C₅₂H₅₂N₈O₂₀Zn₂ M_r = 1239.75, crystal dimensions 0.90 × 0.20 × 0.20 mm³, monoclinic, space group P2₁, a = 7.240(1), b = 21.628(3) Å, c = 16.859(2) Å, β = 91.636(6)°, V = 2638.7(5) ų, Z = 2, ρ_calcd = 1.560 g cm^–3, μ = 0.997 mm⁻¹, λ = 0.71073 Å (Mo Kα), T = 100(2) K, 5092 unique reflections out of 9145 with I > 2σ(I), 740 parameters, 825 restraints, 1.21 < θ < 24.90°, final R factors R1 = 0.0708 and wR2 = 0.1415, GOF = 1.007. Flack parameter: 0.31(5). CCDC: 1529612.
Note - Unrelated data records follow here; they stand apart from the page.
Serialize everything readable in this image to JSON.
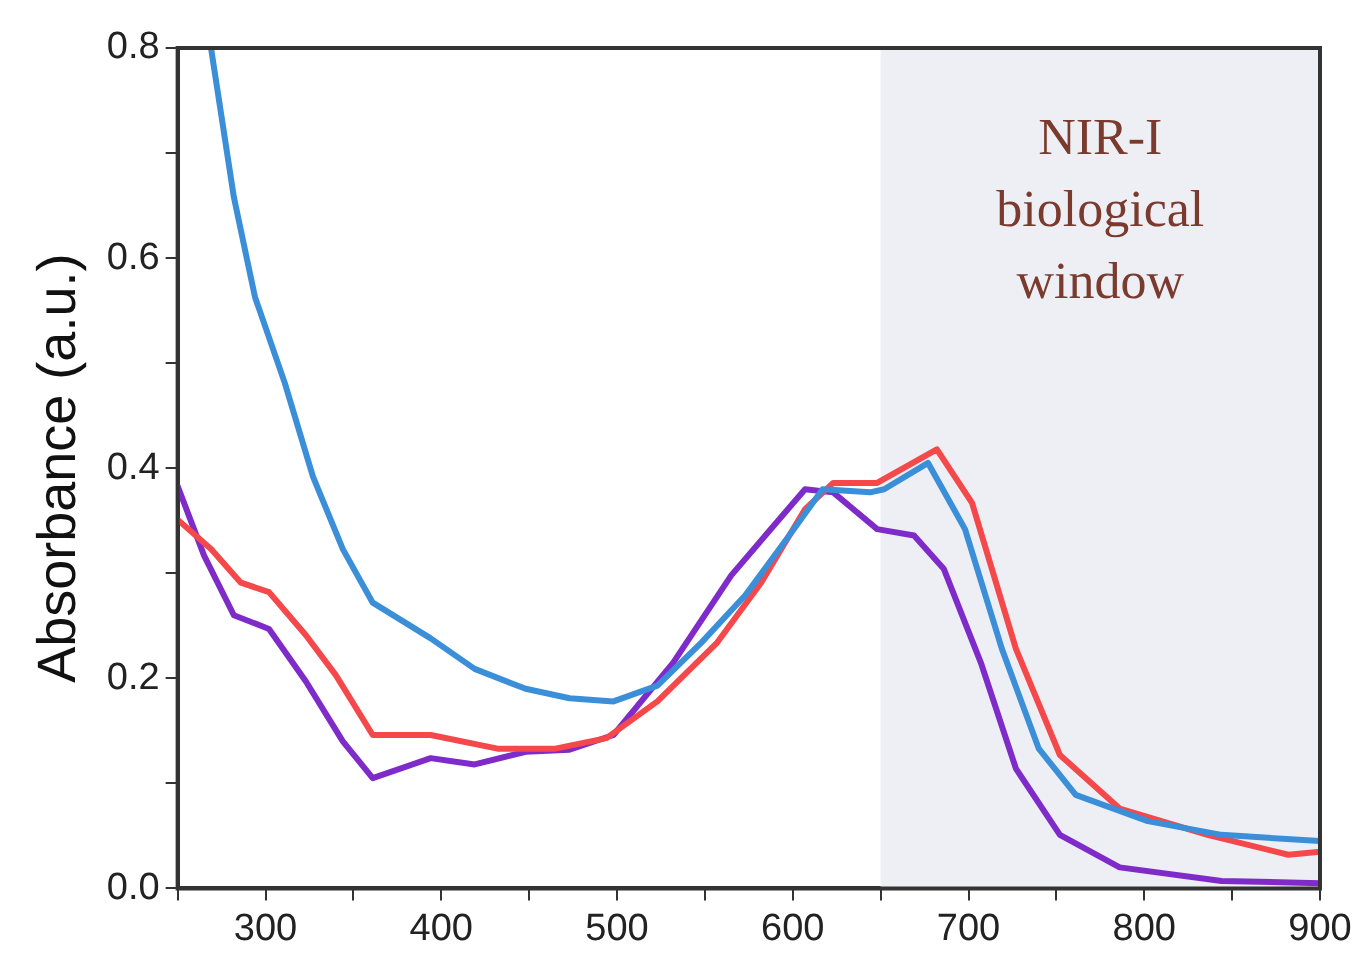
{
  "chart_data": {
    "type": "line",
    "ylabel": "Absorbance (a.u.)",
    "xlim": [
      250,
      900
    ],
    "ylim": [
      0,
      0.8
    ],
    "xticks": [
      {
        "value": 250,
        "label": null
      },
      300,
      {
        "value": 350,
        "label": null
      },
      400,
      {
        "value": 450,
        "label": null
      },
      500,
      {
        "value": 550,
        "label": null
      },
      600,
      {
        "value": 650,
        "label": null
      },
      700,
      {
        "value": 750,
        "label": null
      },
      800,
      {
        "value": 850,
        "label": null
      },
      900
    ],
    "yticks": [
      {
        "value": 0,
        "label": "0.0"
      },
      {
        "value": 0.1,
        "label": null
      },
      {
        "value": 0.2,
        "label": "0.2"
      },
      {
        "value": 0.3,
        "label": null
      },
      {
        "value": 0.4,
        "label": "0.4"
      },
      {
        "value": 0.5,
        "label": null
      },
      {
        "value": 0.6,
        "label": "0.6"
      },
      {
        "value": 0.7,
        "label": null
      },
      {
        "value": 0.8,
        "label": "0.8"
      }
    ],
    "grid": false,
    "legend": false,
    "marker": "none",
    "line_style": "solid",
    "bands": [
      {
        "axis": "x",
        "from": 650,
        "to": 900,
        "label": "NIR-I biological window",
        "color": "#eeeff4"
      }
    ],
    "series": [
      {
        "color": "#3a8fd8",
        "x": [
          269,
          282,
          294,
          311,
          327,
          344,
          361,
          394,
          419,
          448,
          473,
          498,
          523,
          548,
          573,
          598,
          617,
          644,
          652,
          677,
          698,
          719,
          740,
          761,
          802,
          844,
          900
        ],
        "values": [
          0.8,
          0.658,
          0.563,
          0.481,
          0.392,
          0.323,
          0.272,
          0.238,
          0.209,
          0.19,
          0.181,
          0.178,
          0.193,
          0.234,
          0.279,
          0.336,
          0.38,
          0.377,
          0.38,
          0.405,
          0.342,
          0.228,
          0.133,
          0.089,
          0.064,
          0.051,
          0.045
        ]
      },
      {
        "color": "#f5484a",
        "x": [
          250,
          269,
          286,
          302,
          323,
          340,
          361,
          394,
          432,
          465,
          494,
          523,
          557,
          582,
          607,
          623,
          648,
          682,
          702,
          727,
          752,
          786,
          836,
          882,
          900
        ],
        "values": [
          0.351,
          0.323,
          0.291,
          0.282,
          0.241,
          0.203,
          0.146,
          0.146,
          0.133,
          0.133,
          0.143,
          0.178,
          0.234,
          0.291,
          0.361,
          0.386,
          0.386,
          0.418,
          0.367,
          0.228,
          0.127,
          0.076,
          0.051,
          0.032,
          0.035
        ]
      },
      {
        "color": "#7f2bc9",
        "x": [
          250,
          265,
          282,
          302,
          323,
          344,
          361,
          394,
          419,
          448,
          473,
          498,
          532,
          565,
          607,
          623,
          648,
          669,
          686,
          707,
          727,
          752,
          786,
          844,
          900
        ],
        "values": [
          0.383,
          0.317,
          0.26,
          0.247,
          0.197,
          0.14,
          0.105,
          0.124,
          0.118,
          0.13,
          0.132,
          0.146,
          0.215,
          0.298,
          0.38,
          0.377,
          0.342,
          0.336,
          0.304,
          0.215,
          0.114,
          0.051,
          0.02,
          0.007,
          0.005
        ]
      }
    ]
  }
}
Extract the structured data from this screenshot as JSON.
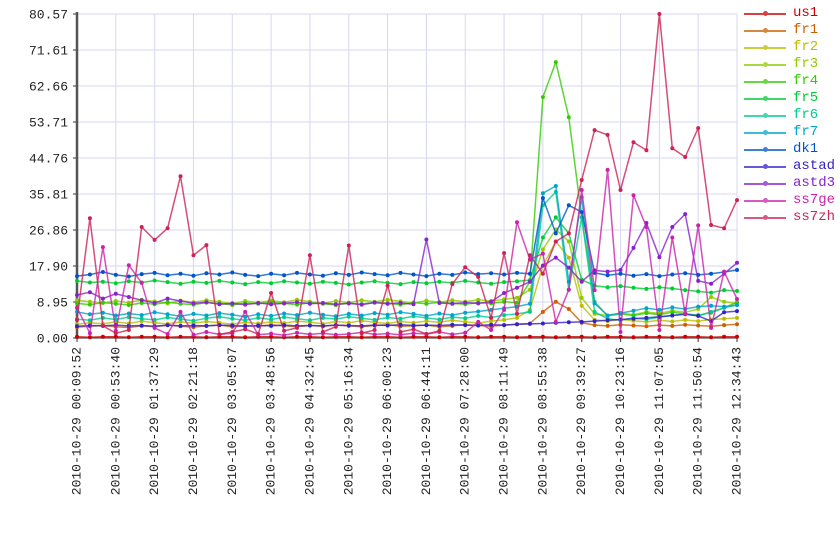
{
  "page": {
    "background": "#ffffff",
    "grid_color": "#d7d7f0",
    "axis_color": "#555555",
    "tick_text_color": "#222222"
  },
  "chart_data": {
    "type": "line",
    "title": "",
    "xlabel": "",
    "ylabel": "",
    "grid": true,
    "legend_position": "right",
    "ylim": [
      0,
      80.57
    ],
    "y_tick_labels": [
      "80.57",
      "71.61",
      "62.66",
      "53.71",
      "44.76",
      "35.81",
      "26.86",
      "17.90",
      "8.95",
      "0.00"
    ],
    "x_tick_labels": [
      "2010-10-29 00:09:52",
      "2010-10-29 00:53:40",
      "2010-10-29 01:37:29",
      "2010-10-29 02:21:18",
      "2010-10-29 03:05:07",
      "2010-10-29 03:48:56",
      "2010-10-29 04:32:45",
      "2010-10-29 05:16:34",
      "2010-10-29 06:00:23",
      "2010-10-29 06:44:11",
      "2010-10-29 07:28:00",
      "2010-10-29 08:11:49",
      "2010-10-29 08:55:38",
      "2010-10-29 09:39:27",
      "2010-10-29 10:23:16",
      "2010-10-29 11:07:05",
      "2010-10-29 11:50:54",
      "2010-10-29 12:34:43"
    ],
    "points_per_tick": 3,
    "series": [
      {
        "name": "us1",
        "color": "#cc0000",
        "values": [
          0.3,
          0.2,
          0.3,
          0.3,
          0.2,
          0.3,
          0.3,
          0.2,
          0.3,
          0.3,
          0.2,
          0.3,
          0.3,
          0.2,
          0.3,
          0.3,
          0.2,
          0.3,
          0.3,
          0.2,
          0.3,
          0.3,
          0.2,
          0.3,
          0.3,
          0.2,
          0.3,
          0.3,
          0.2,
          0.3,
          0.3,
          0.2,
          0.3,
          0.3,
          0.2,
          0.3,
          0.3,
          0.2,
          0.3,
          0.3,
          0.2,
          0.3,
          0.3,
          0.2,
          0.3,
          0.3,
          0.2,
          0.3,
          0.3,
          0.2,
          0.3,
          0.3
        ]
      },
      {
        "name": "fr1",
        "color": "#cc5f00",
        "values": [
          2.7,
          2.9,
          3.1,
          2.8,
          2.6,
          3.0,
          2.8,
          3.2,
          2.9,
          2.7,
          3.0,
          3.2,
          2.8,
          3.1,
          2.9,
          3.3,
          3.0,
          2.8,
          3.1,
          2.9,
          3.2,
          3.0,
          2.8,
          3.1,
          3.3,
          2.9,
          3.0,
          3.2,
          2.8,
          3.0,
          3.3,
          3.1,
          2.9,
          3.2,
          3.4,
          3.6,
          6.5,
          9.0,
          7.2,
          3.8,
          3.2,
          3.0,
          3.3,
          3.1,
          2.9,
          3.2,
          3.0,
          3.3,
          3.1,
          2.9,
          3.2,
          3.4
        ]
      },
      {
        "name": "fr2",
        "color": "#bcbc00",
        "values": [
          3.4,
          3.8,
          3.5,
          4.0,
          3.6,
          4.2,
          3.8,
          3.5,
          4.0,
          3.7,
          4.1,
          3.8,
          3.4,
          3.9,
          3.6,
          4.0,
          3.7,
          4.2,
          3.9,
          3.5,
          4.1,
          3.8,
          4.3,
          3.9,
          3.6,
          4.1,
          3.8,
          4.2,
          3.9,
          4.4,
          4.0,
          3.7,
          4.2,
          4.5,
          5.0,
          7.0,
          18.0,
          24.0,
          20.0,
          8.0,
          4.5,
          4.2,
          4.6,
          4.3,
          4.0,
          4.4,
          4.1,
          4.5,
          4.2,
          4.6,
          4.8,
          5.0
        ]
      },
      {
        "name": "fr3",
        "color": "#8fcc00",
        "values": [
          9.4,
          9.0,
          8.7,
          9.2,
          8.8,
          9.5,
          9.1,
          8.6,
          9.3,
          8.9,
          9.4,
          9.0,
          8.5,
          9.2,
          8.8,
          9.3,
          8.9,
          9.5,
          9.0,
          8.6,
          9.2,
          8.8,
          9.4,
          9.0,
          9.5,
          9.1,
          8.7,
          9.3,
          8.9,
          9.4,
          9.0,
          9.5,
          9.2,
          9.6,
          10.0,
          12.0,
          22.0,
          27.0,
          24.0,
          10.0,
          6.0,
          5.6,
          6.2,
          5.8,
          6.5,
          6.1,
          6.8,
          6.4,
          7.2,
          10.2,
          9.0,
          8.6
        ]
      },
      {
        "name": "fr4",
        "color": "#33cc00",
        "values": [
          8.6,
          8.3,
          8.8,
          8.5,
          8.2,
          8.7,
          8.4,
          8.9,
          8.5,
          8.3,
          8.8,
          8.6,
          8.2,
          8.7,
          8.5,
          8.9,
          8.6,
          8.3,
          8.8,
          8.5,
          8.2,
          8.7,
          8.4,
          8.9,
          8.6,
          8.3,
          8.8,
          8.5,
          8.9,
          8.6,
          8.4,
          8.8,
          8.6,
          9.0,
          8.8,
          14.0,
          59.9,
          68.6,
          54.9,
          30.0,
          9.0,
          5.5,
          6.0,
          5.6,
          6.2,
          5.8,
          6.4,
          6.0,
          5.7,
          6.3,
          7.5,
          8.9
        ]
      },
      {
        "name": "fr5",
        "color": "#00cc33",
        "values": [
          14.2,
          13.8,
          14.0,
          13.6,
          14.1,
          13.8,
          14.3,
          13.9,
          13.5,
          14.0,
          13.7,
          14.2,
          13.8,
          13.4,
          13.9,
          13.6,
          14.1,
          13.8,
          13.5,
          14.0,
          13.7,
          13.3,
          13.8,
          14.1,
          13.7,
          13.4,
          13.9,
          13.6,
          14.0,
          13.7,
          14.2,
          13.8,
          13.5,
          13.9,
          14.1,
          14.4,
          25.0,
          30.0,
          26.0,
          14.5,
          13.0,
          12.6,
          12.9,
          12.5,
          12.2,
          12.6,
          12.3,
          11.9,
          11.6,
          11.3,
          11.9,
          11.7
        ]
      },
      {
        "name": "fr6",
        "color": "#00cc8f",
        "values": [
          4.7,
          4.4,
          5.0,
          4.6,
          5.2,
          4.8,
          4.5,
          5.1,
          4.7,
          4.3,
          4.9,
          5.3,
          4.8,
          4.4,
          5.0,
          4.6,
          5.2,
          4.8,
          4.4,
          5.0,
          4.7,
          5.3,
          4.9,
          4.5,
          5.1,
          4.8,
          5.4,
          5.0,
          4.6,
          5.2,
          4.9,
          5.5,
          5.1,
          5.7,
          6.0,
          6.5,
          33.0,
          36.3,
          12.0,
          30.0,
          6.5,
          4.8,
          4.4,
          5.0,
          4.6,
          5.2,
          5.6,
          6.0,
          5.5,
          6.5,
          7.5,
          8.2
        ]
      },
      {
        "name": "fr7",
        "color": "#00a3cc",
        "values": [
          6.5,
          5.9,
          6.3,
          5.6,
          6.1,
          5.7,
          6.4,
          5.9,
          5.4,
          6.0,
          5.6,
          6.2,
          5.8,
          5.3,
          5.9,
          5.5,
          6.1,
          5.7,
          6.3,
          5.8,
          5.4,
          6.0,
          5.6,
          6.2,
          5.8,
          6.4,
          6.0,
          5.5,
          6.1,
          5.7,
          6.3,
          6.6,
          7.0,
          7.4,
          7.8,
          8.5,
          36.0,
          37.8,
          14.0,
          35.0,
          8.6,
          5.6,
          6.2,
          6.8,
          7.4,
          7.0,
          7.6,
          7.2,
          7.8,
          8.0,
          7.8,
          8.2
        ]
      },
      {
        "name": "dk1",
        "color": "#0055cc",
        "values": [
          15.4,
          15.8,
          16.4,
          15.7,
          15.3,
          15.9,
          16.2,
          15.6,
          16.0,
          15.5,
          16.1,
          15.8,
          16.3,
          15.7,
          15.4,
          16.0,
          15.6,
          16.2,
          15.8,
          15.5,
          16.1,
          15.7,
          16.3,
          15.9,
          15.6,
          16.2,
          15.8,
          15.4,
          16.0,
          15.7,
          16.3,
          15.9,
          16.1,
          15.8,
          16.2,
          16.0,
          34.8,
          26.0,
          33.0,
          31.3,
          16.2,
          15.6,
          16.0,
          15.5,
          15.9,
          15.4,
          15.8,
          16.1,
          15.7,
          16.0,
          16.4,
          16.9
        ]
      },
      {
        "name": "astad",
        "color": "#3322cc",
        "values": [
          2.9,
          3.1,
          3.0,
          3.2,
          3.0,
          3.1,
          2.9,
          3.2,
          3.0,
          3.1,
          3.0,
          3.2,
          3.1,
          2.9,
          3.1,
          3.0,
          3.2,
          3.0,
          3.1,
          3.0,
          3.2,
          3.1,
          3.0,
          3.2,
          3.1,
          3.3,
          3.1,
          3.2,
          3.1,
          3.3,
          3.2,
          3.1,
          3.3,
          3.2,
          3.4,
          3.5,
          3.6,
          3.8,
          3.9,
          4.0,
          4.2,
          4.4,
          4.6,
          4.8,
          5.0,
          5.3,
          5.6,
          5.9,
          5.5,
          4.2,
          6.4,
          6.7
        ]
      },
      {
        "name": "astd3",
        "color": "#8822cc",
        "values": [
          10.7,
          11.4,
          9.8,
          11.0,
          10.2,
          9.4,
          8.7,
          9.8,
          9.2,
          8.6,
          8.9,
          8.4,
          8.6,
          8.3,
          8.7,
          8.4,
          8.6,
          8.9,
          8.5,
          8.7,
          8.4,
          8.6,
          8.3,
          8.8,
          8.5,
          8.7,
          8.4,
          24.5,
          8.7,
          8.5,
          8.8,
          8.6,
          9.0,
          11.2,
          12.5,
          14.0,
          18.0,
          20.0,
          17.5,
          14.0,
          16.8,
          16.5,
          16.9,
          22.4,
          28.6,
          20.1,
          27.6,
          30.8,
          14.2,
          13.5,
          16.0,
          18.7
        ]
      },
      {
        "name": "ss7ge",
        "color": "#cc22aa",
        "values": [
          7.5,
          1.2,
          22.6,
          1.8,
          18.1,
          13.7,
          2.5,
          1.0,
          6.5,
          0.8,
          1.5,
          0.9,
          1.2,
          6.5,
          0.8,
          1.1,
          0.7,
          1.3,
          0.9,
          1.2,
          0.8,
          1.0,
          1.4,
          0.9,
          1.1,
          0.8,
          1.2,
          1.0,
          1.5,
          0.9,
          1.3,
          4.0,
          2.0,
          7.0,
          28.8,
          19.5,
          21.0,
          4.0,
          12.0,
          36.8,
          11.9,
          41.8,
          1.5,
          35.5,
          27.6,
          2.0,
          25.0,
          6.0,
          28.0,
          2.5,
          16.5,
          9.7
        ]
      },
      {
        "name": "ss7zh",
        "color": "#cc2255",
        "values": [
          4.5,
          29.8,
          3.0,
          1.2,
          2.0,
          27.6,
          24.4,
          27.3,
          40.2,
          20.6,
          23.1,
          0.9,
          1.5,
          2.2,
          1.0,
          11.2,
          1.8,
          2.5,
          20.6,
          1.5,
          2.8,
          23.0,
          1.2,
          2.0,
          13.0,
          1.5,
          2.2,
          1.0,
          1.8,
          13.4,
          17.6,
          15.2,
          5.0,
          21.1,
          6.0,
          20.6,
          16.0,
          24.0,
          26.0,
          39.3,
          51.7,
          50.5,
          36.8,
          48.7,
          46.7,
          80.57,
          47.2,
          45.0,
          52.2,
          28.1,
          27.3,
          34.3
        ]
      }
    ]
  }
}
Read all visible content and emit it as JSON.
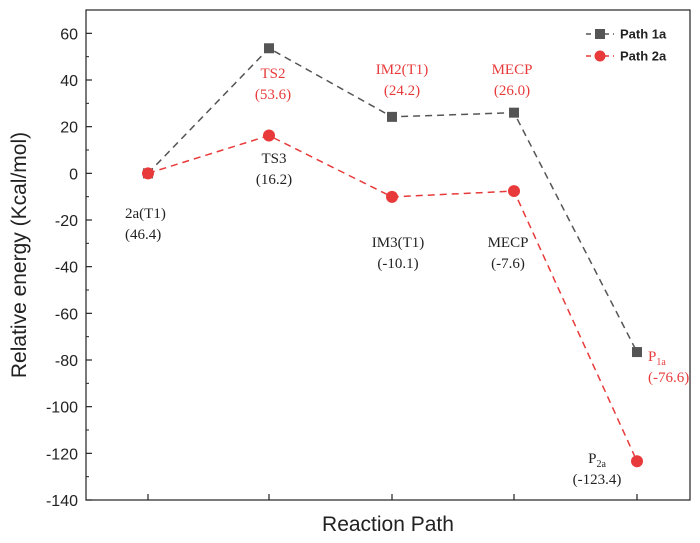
{
  "chart_data": {
    "type": "line",
    "title": "",
    "xlabel": "Reaction Path",
    "ylabel": "Relative energy (Kcal/mol)",
    "ylim": [
      -140,
      70
    ],
    "yticks": [
      60,
      40,
      20,
      0,
      -20,
      -40,
      -60,
      -80,
      -100,
      -120,
      -140
    ],
    "yticks_text": [
      "60",
      "40",
      "20",
      "0",
      "-20",
      "-40",
      "-60",
      "-80",
      "-100",
      "-120",
      "-140"
    ],
    "x": [
      1,
      2,
      3,
      4,
      5
    ],
    "series": [
      {
        "name": "Path 1a",
        "color": "#555555",
        "marker": "square",
        "values": [
          0,
          53.6,
          24.2,
          26.0,
          -76.6
        ]
      },
      {
        "name": "Path 2a",
        "color": "#e83a3a",
        "marker": "circle",
        "values": [
          0,
          16.2,
          -10.1,
          -7.6,
          -123.4
        ]
      }
    ],
    "legend": {
      "placement": "top-right"
    },
    "annotations": [
      {
        "color": "#222222",
        "anchor": "start",
        "lines": [
          {
            "text": "2a(T1)"
          },
          {
            "text": "(46.4)"
          }
        ]
      },
      {
        "color": "#e83a3a",
        "anchor": "middle",
        "lines": [
          {
            "text": "TS2"
          },
          {
            "text": "(53.6)"
          }
        ]
      },
      {
        "color": "#222222",
        "anchor": "middle",
        "lines": [
          {
            "text": "TS3"
          },
          {
            "text": "(16.2)"
          }
        ]
      },
      {
        "color": "#e83a3a",
        "anchor": "middle",
        "lines": [
          {
            "text": "IM2(T1)"
          },
          {
            "text": "(24.2)"
          }
        ]
      },
      {
        "color": "#222222",
        "anchor": "middle",
        "lines": [
          {
            "text": "IM3(T1)"
          },
          {
            "text": "(-10.1)"
          }
        ]
      },
      {
        "color": "#e83a3a",
        "anchor": "middle",
        "lines": [
          {
            "text": "MECP"
          },
          {
            "text": "(26.0)"
          }
        ]
      },
      {
        "color": "#222222",
        "anchor": "middle",
        "lines": [
          {
            "text": "MECP"
          },
          {
            "text": "(-7.6)"
          }
        ]
      },
      {
        "color": "#e83a3a",
        "anchor": "start",
        "lines": [
          {
            "text": "P",
            "sub": "1a"
          },
          {
            "text": "(-76.6)"
          }
        ]
      },
      {
        "color": "#222222",
        "anchor": "middle",
        "lines": [
          {
            "text": "P",
            "sub": "2a"
          },
          {
            "text": "(-123.4)"
          }
        ]
      }
    ]
  }
}
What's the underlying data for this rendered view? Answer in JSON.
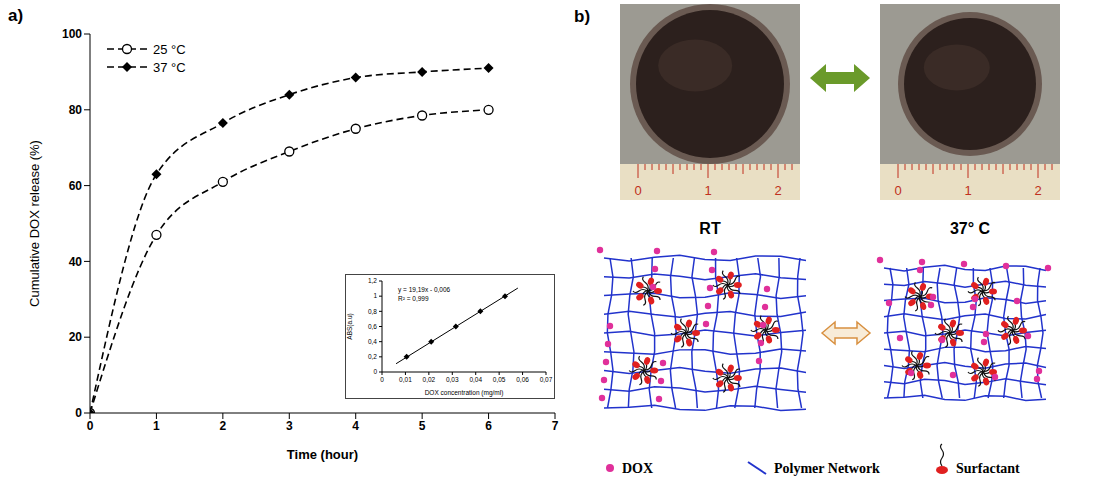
{
  "panel_labels": [
    "a)",
    "b)"
  ],
  "chart_data": [
    {
      "type": "line",
      "x_label": "Time (hour)",
      "y_label": "Cumulative DOX release (%)",
      "x": [
        0,
        1,
        2,
        3,
        4,
        5,
        6
      ],
      "series": [
        {
          "name": "25 °C",
          "color": "#000000",
          "marker": "circle",
          "line_style": "dashed",
          "values": [
            0,
            47,
            61,
            69,
            75,
            78.5,
            80
          ]
        },
        {
          "name": "37 °C",
          "color": "#000000",
          "marker": "diamond",
          "line_style": "dashed",
          "values": [
            0,
            63,
            76.5,
            84,
            88.5,
            90,
            91
          ]
        }
      ],
      "xlim": [
        0,
        7
      ],
      "xticks": [
        0,
        1,
        2,
        3,
        4,
        5,
        6,
        7
      ],
      "ylim": [
        0,
        100
      ],
      "yticks": [
        0,
        20,
        40,
        60,
        80,
        100
      ],
      "legend": "upper left",
      "grid": false
    },
    {
      "type": "scatter",
      "x_label": "DOX concentration (mg/ml)",
      "y_label": "ABS(a.u)",
      "annotations": [
        "y = 19,19x - 0,006",
        "R² = 0,999"
      ],
      "x": [
        0.0105,
        0.021,
        0.0315,
        0.042,
        0.0525
      ],
      "values": [
        0.2,
        0.4,
        0.6,
        0.8,
        1.0
      ],
      "marker": "diamond",
      "color": "#000000",
      "fit": {
        "x": [
          0.006,
          0.058
        ],
        "values": [
          0.109,
          1.107
        ]
      },
      "xlim": [
        0,
        0.07
      ],
      "xticks": [
        0,
        {
          "value": 0.01,
          "label": "0,01"
        },
        {
          "value": 0.02,
          "label": "0,02"
        },
        {
          "value": 0.03,
          "label": "0,03"
        },
        {
          "value": 0.04,
          "label": "0,04"
        },
        {
          "value": 0.05,
          "label": "0,05"
        },
        {
          "value": 0.06,
          "label": "0,06"
        },
        {
          "value": 0.07,
          "label": "0,07"
        }
      ],
      "ylim": [
        0,
        1.2
      ],
      "yticks": [
        0,
        {
          "value": 0.2,
          "label": "0,2"
        },
        {
          "value": 0.4,
          "label": "0,4"
        },
        {
          "value": 0.6,
          "label": "0,6"
        },
        {
          "value": 0.8,
          "label": "0,8"
        },
        1,
        {
          "value": 1.2,
          "label": "1,2"
        }
      ],
      "grid": false
    }
  ],
  "diagram": {
    "photos": [
      {
        "label": "RT"
      },
      {
        "label": "37° C"
      }
    ],
    "ruler_labels": [
      "0",
      "1",
      "2"
    ],
    "legend": [
      {
        "label": "DOX",
        "color": "#e0309a"
      },
      {
        "label": "Polymer Network",
        "color": "#2233cc"
      },
      {
        "label": "Surfactant",
        "color": "#e02020"
      }
    ]
  }
}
Model systems for calculations

The unit cell structures of homochiral and heterochiral AlaNDI-Zn SBCPs obtained from experimental XRD analysis were optimized by DFT calculation while keeping the experimental lattice parameters. Next, the surface systems were modeled by introducing the vacuum in the (100) direction, where the AlaNDI-Zn fragments were stacked. Note that to fill the dangling sites of Zn atoms, two AlaNDI-Zn ligands were added (i.e., 356 atoms). By Monte Carlo simulation, the initial binding configuration in a fixed loading of analytes (i.e., hydrazine, aniline, and chiral naproxen) were found by sequentially adding the analyte molecules on the bare AlaNDI-Zn surfaces. Subsequently, the optimized structures were obtained by full relaxation via the DFT calculation while keeping the crystallographic positions of all atoms in the AlaNDI-Zn surfaces.

DFT calculations

All DFT calculations were performed with DMol³ program^47,48 with the generalized gradient approximation with the Perdew–Burke–Ernzerhof functional⁴⁹, in which the semi-empirical Grimme scheme⁵⁰ for the dispersion correction was included. Spin-polarized calculations were performed with the basis set of DNP 4.4. DFT semi-core pseudopotentials were applied for all model sysems. The Brillouin-zone was sampled by a Monkhorst-Pack⁵¹ as Γ-point for all model systems. The convergence criteria for energy, force, and displacement were set as 1.0 × 10^–5 Ha, 0.002 Ha Å^–1, and 0.005 Å, respectively. The atomic charges were obtained from Mulliken population analysis⁵². For the DOS analysis, the smearing width was set to be 0.05 eV.

Monte Carlo simulations

Monte Carlo simulations with fixed number of analytes (i.e., hydrazine, aniline, and naproxen) were carried out by Sorption program⁵³ to find the preferential adsorption sites on AlaNDI-Zn surfaces. For the interaction energy parameters, Universal forcefield⁵⁴ was employed with atomic charges obtained from Mulliken population analysis. The systems were equilibrated for 1 × 10⁶ MC steps and analyzed for the next 1 × 10⁶ MC steps. The non-bond interactions, including electrostatic and van der Waals forces, were estimated by Ewald summation and atom-based cut-off (a radius of 12.5 Å) scheme.